Second, the scheme of recognizing a lane through a histogram calculates a histogram of a gray level in order to sense a lane in a road image. After forming a narrow horizontal band in the road image, the image is scanned from the bottom to the top thereof and calculates histograms of corresponding bands every scanning step for the thresholding to the maximum value. Thus, the lane is recognized by combining the band subject to the thresholding and the binary image includes all of the lanes and other objects.
Next, features are extracted from the binary image which is divided based on histograms, by using various information including an average angle in corporation with a vanishing point of each pixel of an object, a center of an object, a size of an object, a maximum width of an object, and a y-coordinate at which a maximum width and a maximum value of an object are located.
The extracted features are clearly classified through a decision tree and the candidates that finally remain are detected as the lane through a procedure of analyzing a relationship between the road and the lane.
Third, the scheme of recognizing a lane through edge connecting information uses a clustering scheme. According to the scheme of recognizing a lane through edge connecting information, the image information acquired through a camera is divided into a left image and a right image and then, clustering is performed by using edge pixels of the lane extracted through the Sobel operation.
The clustering procedure first selects an edge pixel serving as a starting point and designates ID. Then, a pixel of which the distance from the starting point to the pixel is less than the length of 2 pixels is found among edge pixels near the starting point as the edge pixel, and the same ID of that of the starting point is assigned to the found pixel. Each sub-pixel to which the ID is assigned becomes the starting point, so sub-pixels thereof are again found through the same scheme as described above.
If the edge pixel does not exist in the range of two pixels, another pixel to which any IDs are not assigned is found and then, after a new ID is assigned thereto, the same procedure as described above is repeated. If the clustering is completed, the minimum and maximum y values of each cluster and x-coordinate value corresponding to the y values are obtained. The two coordinate values are used to obtain straight line equations of each cluster and an extending line is calculated through the equations. In order to measure a distance between the clusters, two points about two y values which are equal to each other are calculated through the each cluster equation, thereby obtaining the difference with respect to the widths of lanes. The two clusters having minimum difference values are recognized as the lane.

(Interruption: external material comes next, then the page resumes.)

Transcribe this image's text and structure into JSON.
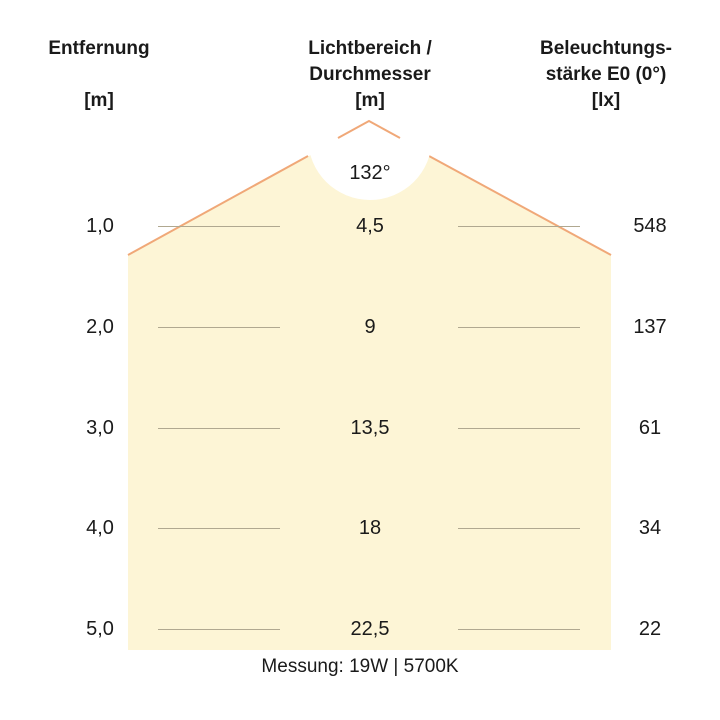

However, since the above scheme of detecting a lane does not provide a function for correcting detected lane information, when a fault lane is detected, exact information cannot be provided to a user, so the user may feel inconvenienced.
That is, as described above, in a case of a lane departure warning system based on an image, the fault detection is instantly increased under some circumstances, such as abrasion of the lane, complex situation of a city or complex noise caused by a sign board.